Errors follow the OpenAI error envelope format:
{
"error": {
"message": "The model 'nonexistent' does not exist.",
"type": "invalid_request_error",
"param": "model",
"code": "model_not_found"
}
}
| HTTP Status | Code | Description |
|---|---|---|
| 400 | invalid_value |
Missing model, API key, input too short, or invalid max_tokens. |
| 403 | invalid_api_key |
Invalid API key or insufficient budget. |
| 404 | model_not_found |
Model doesn’t exist or not activated. |
| 404 | region_mismatch |
Model not available in the requested region. |
| 500 | — | Internal router error. |
| 503 | — | No endpoints available in the requested region. |
See popular examples of code how to use a OpenAI compatible API for LLM inference. The router.trooper.ai must be replaced with the endpoint URL shown in your API Blib Order!
from openai import OpenAI
client = OpenAI(
base_url="https://router.trooper.ai/v1",
api_key="YOUR_TROOPER_KEY"
)
response = client.chat.completions.create(
model="clara",
messages=[{"role": "user", "content": "Summarize this document."}],
max_tokens=1024
)
print(response.choices[0].message.content)

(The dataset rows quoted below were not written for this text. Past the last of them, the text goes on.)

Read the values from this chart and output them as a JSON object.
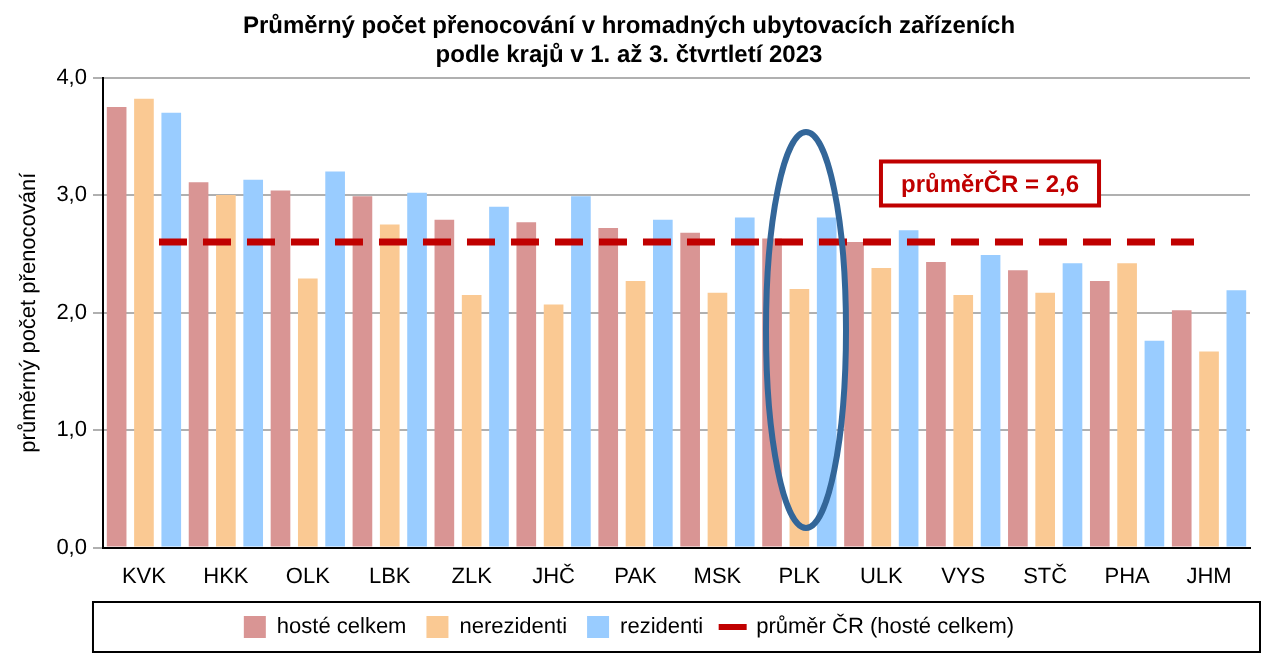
{
  "chart_data": {
    "type": "bar",
    "title": "Průměrný počet přenocování v hromadných ubytovacích zařízeních\npodle krajů v 1. až 3. čtvrtletí 2023",
    "ylabel": "průměrný počet přenocování",
    "categories": [
      "KVK",
      "HKK",
      "OLK",
      "LBK",
      "ZLK",
      "JHČ",
      "PAK",
      "MSK",
      "PLK",
      "ULK",
      "VYS",
      "STČ",
      "PHA",
      "JHM"
    ],
    "series": [
      {
        "name": "hosté celkem",
        "color": "#d99594",
        "values": [
          3.75,
          3.11,
          3.04,
          2.99,
          2.79,
          2.77,
          2.72,
          2.68,
          2.63,
          2.6,
          2.43,
          2.36,
          2.27,
          2.02
        ]
      },
      {
        "name": "nerezidenti",
        "color": "#fac993",
        "values": [
          3.82,
          3.0,
          2.29,
          2.75,
          2.15,
          2.07,
          2.27,
          2.17,
          2.2,
          2.38,
          2.15,
          2.17,
          2.42,
          1.67
        ]
      },
      {
        "name": "rezidenti",
        "color": "#99ccff",
        "values": [
          3.7,
          3.13,
          3.2,
          3.02,
          2.9,
          2.99,
          2.79,
          2.81,
          2.81,
          2.7,
          2.49,
          2.42,
          1.76,
          2.19
        ]
      }
    ],
    "ylim": [
      0,
      4
    ],
    "yticks": [
      {
        "value": 0,
        "label": "0,0"
      },
      {
        "value": 1,
        "label": "1,0"
      },
      {
        "value": 2,
        "label": "2,0"
      },
      {
        "value": 3,
        "label": "3,0"
      },
      {
        "value": 4,
        "label": "4,0"
      }
    ],
    "grid": "y",
    "legend": "bottom",
    "ref_lines": [
      {
        "axis": "y",
        "value": 2.6,
        "label": "průměr ČR (hosté celkem)",
        "color": "#c00000",
        "line_style": "dashed"
      }
    ],
    "annotations": [
      "průměrČR = 2,6"
    ]
  }
}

import OpenAI from "openai";
const client = new OpenAI({
baseURL: "https://router.trooper.ai/v1",
apiKey: "YOUR_TROOPER_KEY",
});
const response = await client.chat.completions.create({
model: "nikola",
messages: [{ role: "user", content: "Write a unit test for this function." }],
max_tokens: 2048,
});
console.log(response.choices[0].message.content);
from openai import OpenAI
client = OpenAI(
base_url="https://router.trooper.ai/v1",
api_key="YOUR_TROOPER_KEY"
)
stream = client.chat.completions.create(
model="liv",
messages=[{"role": "user", "content": "Explain quantum computing."}],
max_tokens=2048,
stream=True
)
for chunk in stream:
content = chunk.choices[0].delta.content
if content:
print(content, end="", flush=True)
import json
from openai import OpenAI
client = OpenAI(
base_url="https://router.trooper.ai/v1",
api_key="YOUR_TROOPER_KEY"
)
response = client.chat.completions.create(
model="clara",
messages=[{"role": "user", "content": "List the 3 largest EU countries as JSON with name and population."}],
max_tokens=512,
response_format={"type": "json_object"}
)
data = json.loads(response.choices[0].message.content)
print(data)
from openai import OpenAI
client = OpenAI(
base_url="https://router.trooper.ai/v1",
api_key="YOUR_TROOPER_KEY"
)
response = client.chat.completions.create(
model="clara",
messages=[{
"role": "user",
"content": [
{"type": "image_url", "image_url": {"url": "https://example.com/invoice.png"}},
{"type": "text", "text": "Extract all line items from this invoice as JSON."}
]
}],
max_tokens=2048,
response_format={"type": "json_object"}
)
print(response.choices[0].message.content)
from openai import OpenAI
client = OpenAI(
base_url="https://router.trooper.ai/v1",
api_key="YOUR_TROOPER_KEY"
)
tools = [{
"type": "function",
"function": {
"name": "get_weather",
"description": "Get weather for a location",
"parameters": {
"type": "object",
"properties": {
"location": {"type": "string", "description": "City name"}
},
"required": ["location"]
}
}
}]
response = client.chat.completions.create(
model="nikola",
messages=[{"role": "user", "content": "What's the weather in Berlin?"}],
tools=tools,
tool_choice="auto",
max_tokens=512
)
tool_calls = response.choices[0].message.tool_calls
if tool_calls:
print(tool_calls[0].function.name, tool_calls[0].function.arguments)
from langchain_openai import ChatOpenAI
llm = ChatOpenAI(
base_url="https://router.trooper.ai/v1",
api_key="YOUR_TROOPER_KEY",
model="clara",
max_tokens=1024
)
response = llm.invoke("Extract all dates from the following text: ...")
print(response.content)
from llama_index.llms.openai_like import OpenAILike
llm = OpenAILike(
api_base="https://router.trooper.ai/v1",
api_key="YOUR_TROOPER_KEY",
model="nikola",
max_tokens=2048
)
response = llm.complete("Explain the EU AI Act in simple terms.")
print(response.text)
curl https://router.trooper.ai/v1/chat/completions \
-H "Authorization: Bearer YOUR_TROOPER_KEY" \
-H "Content-Type: application/json" \
-d '{
"model": "clara",
"messages": [{"role": "user", "content": "Hello!"}],
"max_tokens": 512
}'
One-line change — update the base URL and API key:
# Before (OpenAI)
client = OpenAI(api_key="sk-...")
# After (Trooper.AI)
client = OpenAI(
base_url="https://router.trooper.ai/v1",
api_key="YOUR_TROOPER_KEY"
)
Everything else stays the same: request format, response schema, streaming, tools, JSON mode.